La premier aveva poche alternative a questo equilibrismo, in un contesto che vede le grandi scelte di sistema blindate dalla necessità di compromessi con il potere che dura oltre i cicli politici e ha il suo cuore nel Quirinale, come dimostrano l’attento dialogo del Ministero dell’Economia e delle Finanze guidato da Giancarlo Giorgetti con Bruxelles e il Colle, l’accondiscendenza pragmatica di Meloni a nomine pubbliche non di rottura e l’ostentata continuità con Mario Draghi sull’agenda internazionale. Meloni vuole durare, durare a tutti i costi: per farlo necessita di una rendita elettorale. Nulla di strano e nulla di diverso da quanto fatto dai governi passati, da Berlusconi al centrosinistra per arrivare al Movimento Cinque Stelle che di una misura bandiera come il reddito di cittadinanza ha fatto un vessillo politico.

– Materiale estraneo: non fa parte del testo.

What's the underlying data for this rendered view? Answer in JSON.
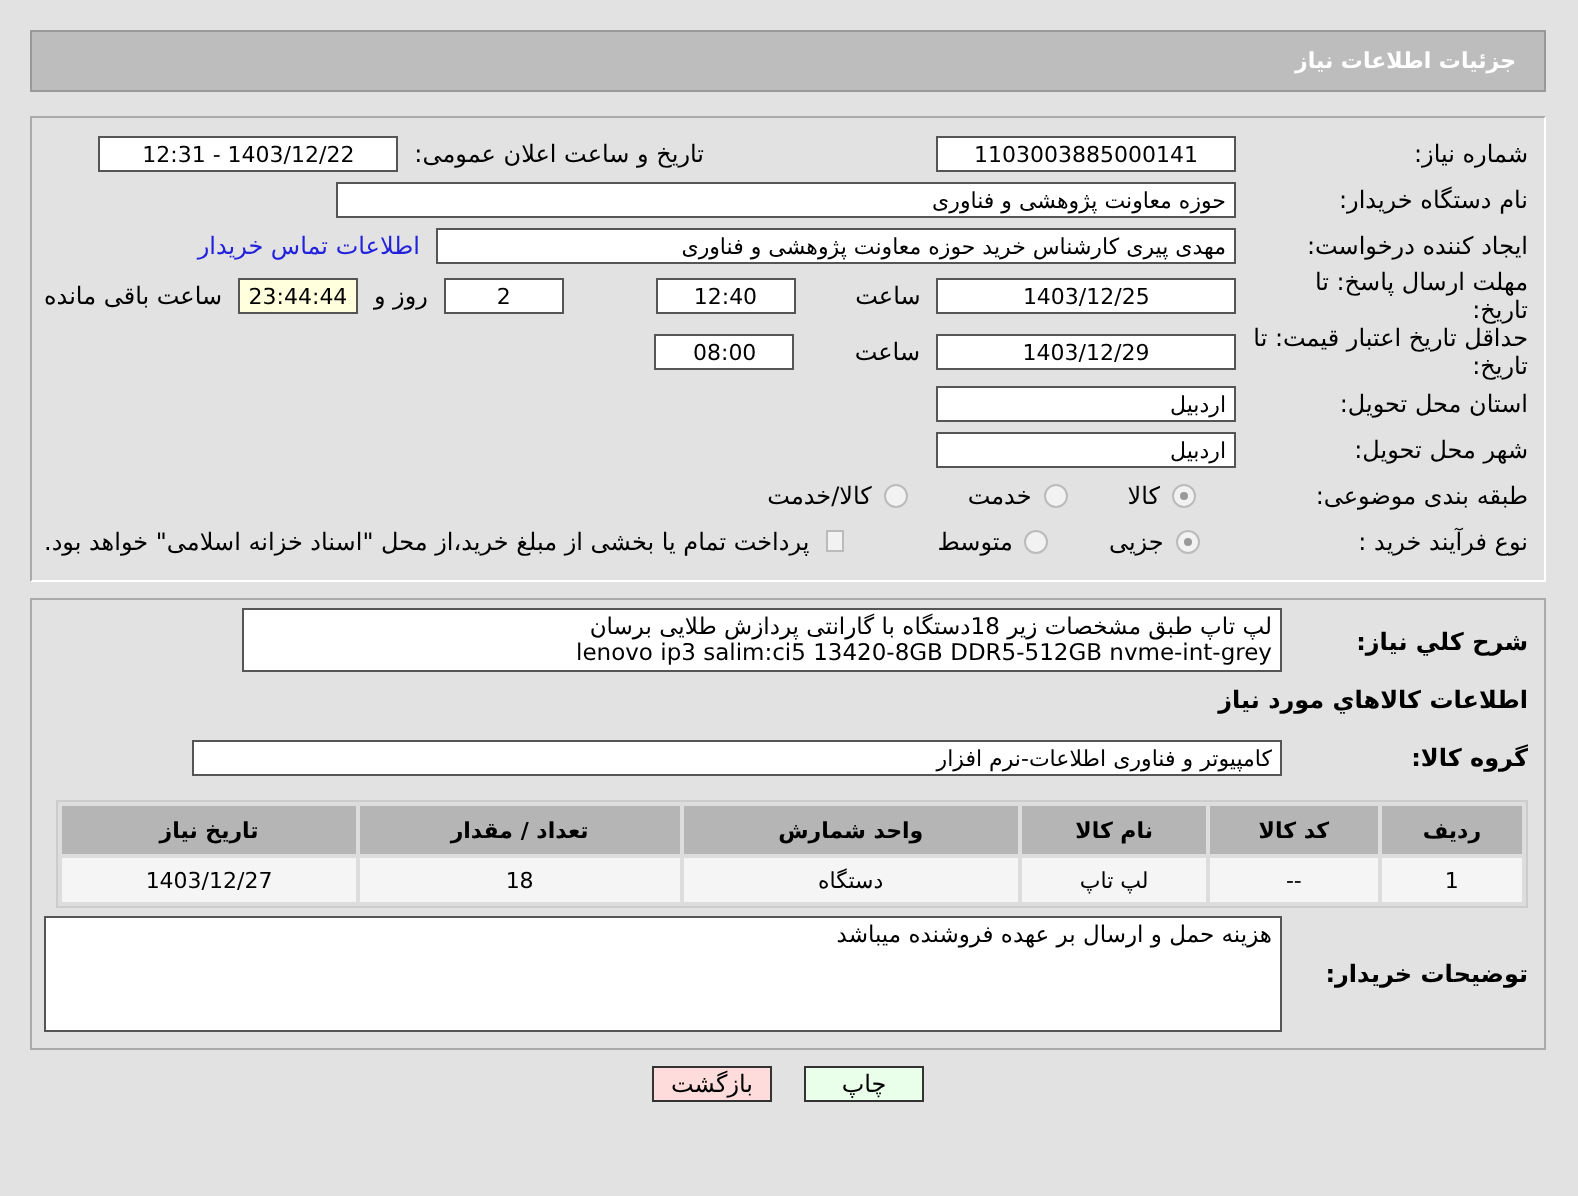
{
  "header": {
    "title": "جزئیات اطلاعات نیاز"
  },
  "fields": {
    "need_number": {
      "label": "شماره نیاز:",
      "value": "1103003885000141"
    },
    "announce": {
      "label": "تاریخ و ساعت اعلان عمومی:",
      "value": "1403/12/22 - 12:31"
    },
    "buyer_org": {
      "label": "نام دستگاه خریدار:",
      "value": "حوزه معاونت پژوهشی و فناوری"
    },
    "creator": {
      "label": "ایجاد کننده درخواست:",
      "value": "مهدی پیری کارشناس خرید حوزه معاونت پژوهشی و فناوری",
      "link": "اطلاعات تماس خریدار"
    },
    "deadline": {
      "label": "مهلت ارسال پاسخ: تا تاریخ:",
      "date": "1403/12/25",
      "time_label": "ساعت",
      "time": "12:40",
      "days": "2",
      "days_label": "روز و",
      "remaining": "23:44:44",
      "remaining_label": "ساعت باقی مانده"
    },
    "validity": {
      "label": "حداقل تاریخ اعتبار قیمت: تا تاریخ:",
      "date": "1403/12/29",
      "time_label": "ساعت",
      "time": "08:00"
    },
    "province": {
      "label": "استان محل تحویل:",
      "value": "اردبیل"
    },
    "city": {
      "label": "شهر محل تحویل:",
      "value": "اردبیل"
    },
    "category": {
      "label": "طبقه بندی موضوعی:",
      "options": [
        {
          "label": "کالا",
          "selected": true
        },
        {
          "label": "خدمت",
          "selected": false
        },
        {
          "label": "کالا/خدمت",
          "selected": false
        }
      ]
    },
    "process": {
      "label": "نوع فرآیند خرید :",
      "options": [
        {
          "label": "جزیی",
          "selected": true
        },
        {
          "label": "متوسط",
          "selected": false
        }
      ],
      "checkbox": {
        "label": "پرداخت تمام یا بخشی از مبلغ خرید،از محل \"اسناد خزانه اسلامی\" خواهد بود.",
        "checked": false
      }
    }
  },
  "description": {
    "label": "شرح کلي نياز:",
    "lines": [
      "لپ تاپ طبق مشخصات زیر 18دستگاه با گارانتی پردازش طلایی برسان",
      "lenovo  ip3 salim:ci5 13420-8GB DDR5-512GB nvme-int-grey"
    ]
  },
  "goods_title": "اطلاعات کالاهاي مورد نياز",
  "goods_group": {
    "label": "گروه کالا:",
    "value": "کامپیوتر و فناوری اطلاعات-نرم افزار"
  },
  "table": {
    "columns": [
      "ردیف",
      "کد کالا",
      "نام کالا",
      "واحد شمارش",
      "تعداد / مقدار",
      "تاریخ نیاز"
    ],
    "rows": [
      [
        "1",
        "--",
        "لپ تاپ",
        "دستگاه",
        "18",
        "1403/12/27"
      ]
    ]
  },
  "buyer_notes": {
    "label": "توضیحات خریدار:",
    "value": "هزینه حمل و ارسال بر عهده فروشنده میباشد"
  },
  "buttons": [
    {
      "label": "چاپ",
      "kind": "print"
    },
    {
      "label": "بازگشت",
      "kind": "back"
    }
  ]
}
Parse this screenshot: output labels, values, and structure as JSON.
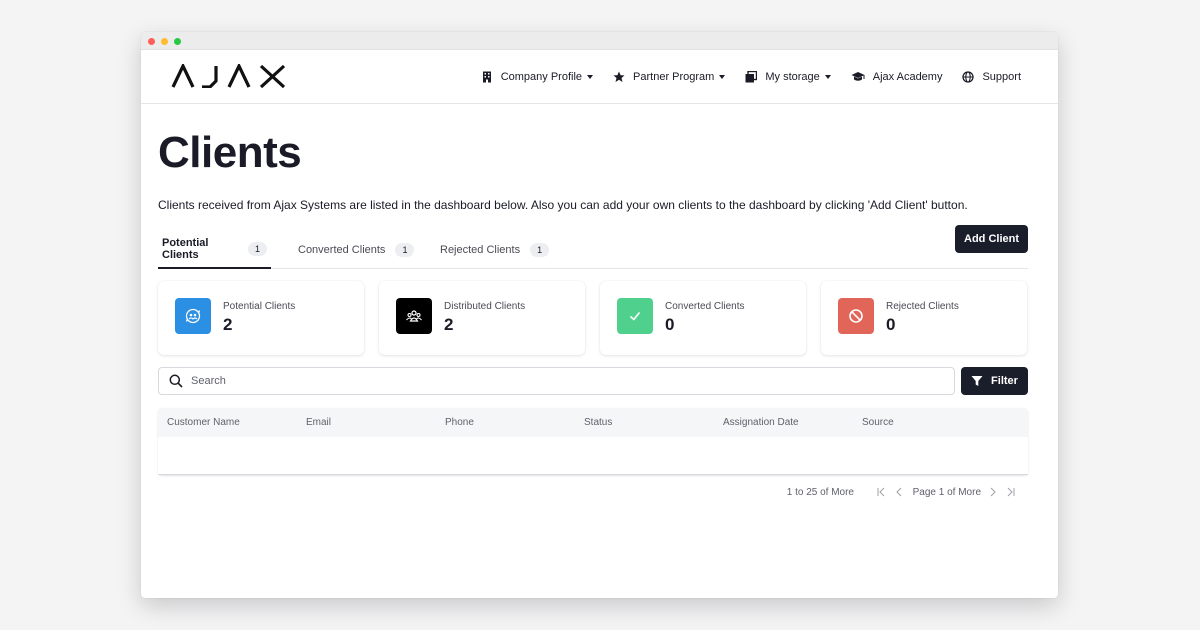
{
  "brand": {
    "logo_text": "AJAX"
  },
  "nav": {
    "items": [
      {
        "label": "Company Profile",
        "icon": "building-icon",
        "dropdown": true
      },
      {
        "label": "Partner Program",
        "icon": "star-icon",
        "dropdown": true
      },
      {
        "label": "My storage",
        "icon": "storage-icon",
        "dropdown": true
      },
      {
        "label": "Ajax Academy",
        "icon": "graduation-cap-icon",
        "dropdown": false
      },
      {
        "label": "Support",
        "icon": "globe-icon",
        "dropdown": false
      }
    ]
  },
  "page": {
    "title": "Clients",
    "subtitle": "Clients received from Ajax Systems are listed in the dashboard below. Also you can add your own clients to the dashboard by clicking 'Add Client' button."
  },
  "tabs": [
    {
      "label": "Potential Clients",
      "count": "1",
      "active": true
    },
    {
      "label": "Converted Clients",
      "count": "1",
      "active": false
    },
    {
      "label": "Rejected Clients",
      "count": "1",
      "active": false
    }
  ],
  "add_client_label": "Add Client",
  "stats": [
    {
      "label": "Potential Clients",
      "value": "2",
      "color": "#2b8fe3",
      "icon": "refresh-people-icon"
    },
    {
      "label": "Distributed Clients",
      "value": "2",
      "color": "#000000",
      "icon": "group-icon"
    },
    {
      "label": "Converted Clients",
      "value": "0",
      "color": "#4fd08d",
      "icon": "check-icon"
    },
    {
      "label": "Rejected Clients",
      "value": "0",
      "color": "#e2655a",
      "icon": "ban-icon"
    }
  ],
  "search": {
    "placeholder": "Search"
  },
  "filter_label": "Filter",
  "table": {
    "columns": [
      "Customer Name",
      "Email",
      "Phone",
      "Status",
      "Assignation Date",
      "Source"
    ],
    "rows": []
  },
  "pagination": {
    "range_text": "1 to 25 of More",
    "page_text": "Page 1 of More"
  }
}
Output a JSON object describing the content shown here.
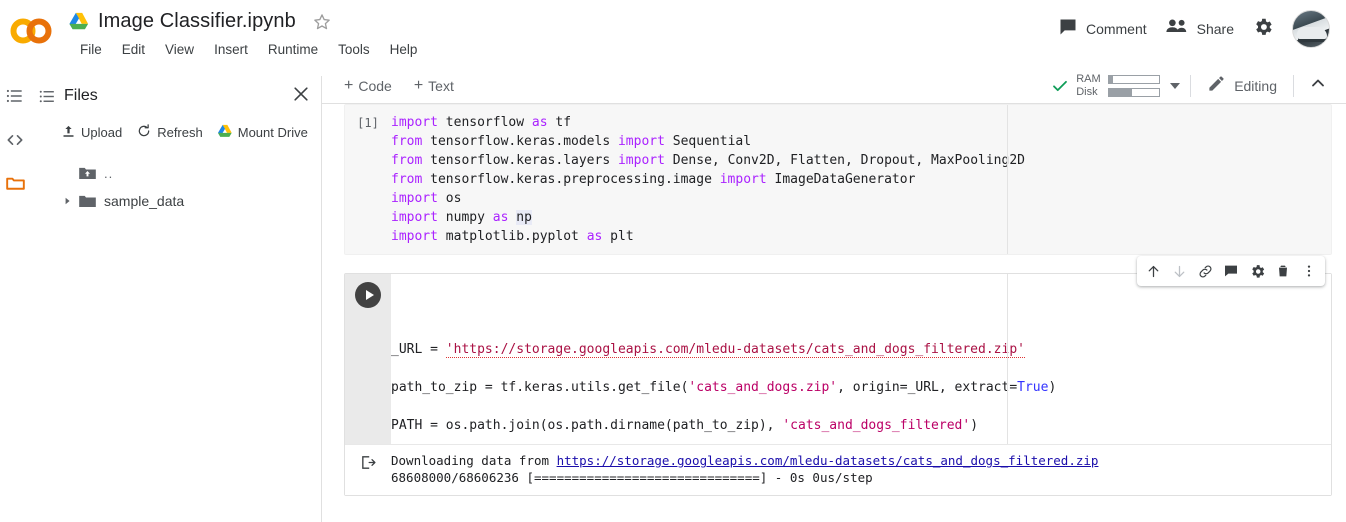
{
  "app": {
    "logo_text": "CO",
    "brand_colors": {
      "logo_outer": "#F9AB00",
      "logo_inner": "#E8710A",
      "accent_folder": "#E8710A"
    }
  },
  "header": {
    "drive_icon": "drive-icon",
    "title": "Image Classifier.ipynb",
    "star_icon": "star-outline-icon",
    "menus": [
      "File",
      "Edit",
      "View",
      "Insert",
      "Runtime",
      "Tools",
      "Help"
    ],
    "comment": {
      "label": "Comment",
      "icon": "comment-icon"
    },
    "share": {
      "label": "Share",
      "icon": "people-icon"
    },
    "settings_icon": "gear-icon",
    "avatar": "user-avatar"
  },
  "toolbar": {
    "add_code_label": "Code",
    "add_text_label": "Text",
    "plus": "+",
    "connected_icon": "green-check-icon",
    "resources": {
      "ram_label": "RAM",
      "disk_label": "Disk",
      "ram_fill_pct": 8,
      "disk_fill_pct": 46
    },
    "dropdown_icon": "chevron-down-icon",
    "editing_label": "Editing",
    "editing_icon": "pencil-icon",
    "collapse_icon": "chevron-up-icon"
  },
  "rail": {
    "items": [
      {
        "name": "table-of-contents",
        "icon": "list-icon"
      },
      {
        "name": "code-snippets",
        "icon": "code-brackets-icon"
      },
      {
        "name": "files",
        "icon": "folder-icon",
        "active": true
      }
    ]
  },
  "files_panel": {
    "menu_icon": "list-icon",
    "title": "Files",
    "close_icon": "close-icon",
    "actions": [
      {
        "label": "Upload",
        "icon": "upload-icon"
      },
      {
        "label": "Refresh",
        "icon": "refresh-icon"
      },
      {
        "label": "Mount Drive",
        "icon": "drive-icon"
      }
    ],
    "tree": [
      {
        "label": "..",
        "icon": "folder-up-icon",
        "expandable": false
      },
      {
        "label": "sample_data",
        "icon": "folder-solid-icon",
        "expandable": true
      }
    ]
  },
  "cells": [
    {
      "type": "code",
      "exec_count": "[1]",
      "selected": false,
      "lines": [
        [
          {
            "t": "import",
            "c": "kw"
          },
          {
            "t": " tensorflow ",
            "c": ""
          },
          {
            "t": "as",
            "c": "kw"
          },
          {
            "t": " tf",
            "c": ""
          }
        ],
        [
          {
            "t": "from",
            "c": "kw"
          },
          {
            "t": " tensorflow.keras.models ",
            "c": ""
          },
          {
            "t": "import",
            "c": "kw"
          },
          {
            "t": " Sequential",
            "c": ""
          }
        ],
        [
          {
            "t": "from",
            "c": "kw"
          },
          {
            "t": " tensorflow.keras.layers ",
            "c": ""
          },
          {
            "t": "import",
            "c": "kw"
          },
          {
            "t": " Dense, Conv2D, Flatten, Dropout, MaxPooling2D",
            "c": ""
          }
        ],
        [
          {
            "t": "from",
            "c": "kw"
          },
          {
            "t": " tensorflow.keras.preprocessing.image ",
            "c": ""
          },
          {
            "t": "import",
            "c": "kw"
          },
          {
            "t": " ImageDataGenerator",
            "c": ""
          }
        ],
        [
          {
            "t": "import",
            "c": "kw"
          },
          {
            "t": " os",
            "c": ""
          }
        ],
        [
          {
            "t": "import",
            "c": "kw"
          },
          {
            "t": " numpy ",
            "c": ""
          },
          {
            "t": "as",
            "c": "kw"
          },
          {
            "t": " ",
            "c": ""
          },
          {
            "t": "np",
            "c": "hl"
          }
        ],
        [
          {
            "t": "import",
            "c": "kw"
          },
          {
            "t": " matplotlib.pyplot ",
            "c": ""
          },
          {
            "t": "as",
            "c": "kw"
          },
          {
            "t": " plt",
            "c": ""
          }
        ]
      ]
    },
    {
      "type": "code",
      "selected": true,
      "run_button": "run-cell-button",
      "lines": [
        [
          {
            "t": "_URL = ",
            "c": ""
          },
          {
            "t": "'https://storage.googleapis.com/mledu-datasets/cats_and_dogs_filtered.zip'",
            "c": "strurl"
          }
        ],
        [
          {
            "t": "",
            "c": ""
          }
        ],
        [
          {
            "t": "path_to_zip = tf.keras.utils.get_file(",
            "c": ""
          },
          {
            "t": "'cats_and_dogs.zip'",
            "c": "str"
          },
          {
            "t": ", origin=_URL, extract=",
            "c": ""
          },
          {
            "t": "True",
            "c": "kw2"
          },
          {
            "t": ")",
            "c": ""
          }
        ],
        [
          {
            "t": "",
            "c": ""
          }
        ],
        [
          {
            "t": "PATH = os.path.join(os.path.dirname(path_to_zip), ",
            "c": ""
          },
          {
            "t": "'cats_and_dogs_filtered'",
            "c": "str"
          },
          {
            "t": ")",
            "c": ""
          }
        ]
      ],
      "output": {
        "icon": "output-arrow-icon",
        "line1_prefix": "Downloading data from ",
        "line1_link": "https://storage.googleapis.com/mledu-datasets/cats_and_dogs_filtered.zip",
        "line2": "68608000/68606236 [==============================] - 0s 0us/step"
      },
      "cell_toolbar": [
        {
          "name": "move-cell-up-button",
          "icon": "arrow-up-icon",
          "enabled": true
        },
        {
          "name": "move-cell-down-button",
          "icon": "arrow-down-icon",
          "enabled": false
        },
        {
          "name": "link-to-cell-button",
          "icon": "link-icon",
          "enabled": true
        },
        {
          "name": "add-comment-button",
          "icon": "comment-icon",
          "enabled": true
        },
        {
          "name": "cell-settings-button",
          "icon": "gear-icon",
          "enabled": true
        },
        {
          "name": "delete-cell-button",
          "icon": "trash-icon",
          "enabled": true
        },
        {
          "name": "more-options-button",
          "icon": "more-vert-icon",
          "enabled": true
        }
      ]
    }
  ]
}
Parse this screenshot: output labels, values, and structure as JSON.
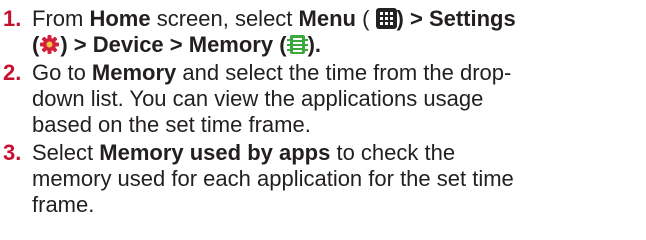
{
  "steps": [
    {
      "number": "1.",
      "parts": {
        "t1": "From ",
        "b1": "Home",
        "t2": " screen, select ",
        "b2": "Menu",
        "t3": " ( ",
        "b3": ") > Settings",
        "t4": "(",
        "b4": ") > Device > Memory",
        "t5": " (",
        "t6": ")."
      }
    },
    {
      "number": "2.",
      "parts": {
        "t1": "Go to ",
        "b1": "Memory",
        "t2": " and select the time from the drop-",
        "t3": "down list. You can view the applications usage",
        "t4": "based on the set time frame."
      }
    },
    {
      "number": "3.",
      "parts": {
        "t1": "Select ",
        "b1": "Memory used by apps",
        "t2": " to check the",
        "t3": "memory used for each application for the set time",
        "t4": "frame."
      }
    }
  ],
  "icons": {
    "menu": "menu-grid-icon",
    "settings": "settings-gear-icon",
    "memory": "memory-chip-icon"
  },
  "colors": {
    "step_number": "#c8102e",
    "text": "#231f20",
    "menu_icon_bg": "#222222",
    "settings_icon": "#d3203a",
    "memory_icon": "#3aa83a"
  }
}
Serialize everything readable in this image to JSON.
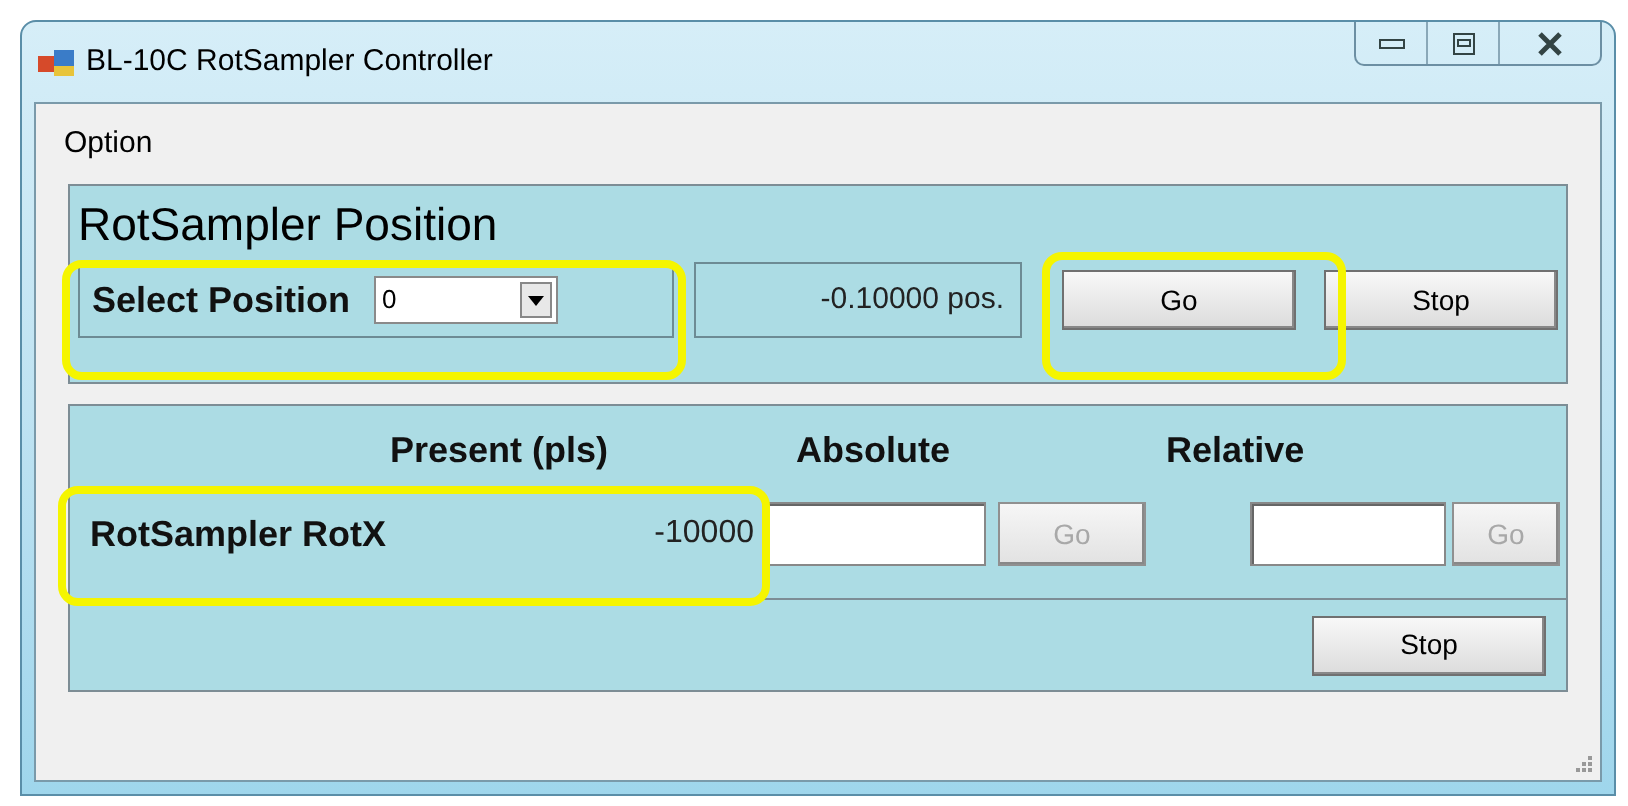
{
  "window": {
    "title": "BL-10C RotSampler Controller"
  },
  "menu": [
    {
      "label": "Option"
    }
  ],
  "position_panel": {
    "title": "RotSampler Position",
    "select_label": "Select Position",
    "select_value": "0",
    "reading": "-0.10000 pos.",
    "buttons": [
      {
        "label": "Go",
        "disabled": false
      },
      {
        "label": "Stop",
        "disabled": false
      }
    ]
  },
  "axes_panel": {
    "headers": [
      "Present (pls)",
      "Absolute",
      "Relative"
    ],
    "rows": [
      {
        "name": "RotSampler RotX",
        "present": "-10000",
        "absolute_go": {
          "label": "Go",
          "disabled": true
        },
        "relative_go": {
          "label": "Go",
          "disabled": true
        }
      }
    ]
  },
  "stop_button": {
    "label": "Stop",
    "disabled": false
  }
}
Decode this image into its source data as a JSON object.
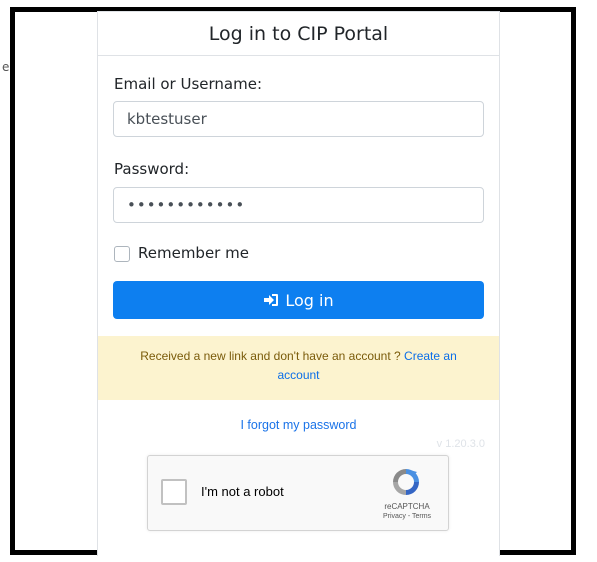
{
  "stray_char": "e",
  "header": {
    "title": "Log in to CIP Portal"
  },
  "form": {
    "username_label": "Email or Username:",
    "username_value": "kbtestuser",
    "password_label": "Password:",
    "password_value": "••••••••••••",
    "remember_label": "Remember me",
    "remember_checked": false,
    "login_label": "Log in"
  },
  "notice": {
    "text": "Received a new link and don't have an account ? ",
    "link": "Create an account"
  },
  "forgot_link": "I forgot my password",
  "version": "v 1.20.3.0",
  "recaptcha": {
    "label": "I'm not a robot",
    "brand": "reCAPTCHA",
    "links": "Privacy - Terms"
  },
  "colors": {
    "primary": "#0d7ff0",
    "notice_bg": "#fcf3cf",
    "link": "#0b6ee8"
  }
}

Opportunismo e compromessi convivono creando, sicuramente, un mix che in questo governo mostra però grandi confusioni tra una presunta volontà modernizzatrice e la scelta di cavalcare una forma di liberalismo e una forma di statalismo che non sono nemmeno aggiornate all’era della competizione globale, del post-Covid, del post-Ucraina. Ma guardano al passato. E in fin dei conti mirano, nel desiderio della maggioranza, a nutrire la rendita elettorale piccolo-borghese di una parte di questo Paese che vive di rendite di posizione e della capacità di estrarre valore dalla staticità del sistema. Trovandosi alla perfezione in questo modello.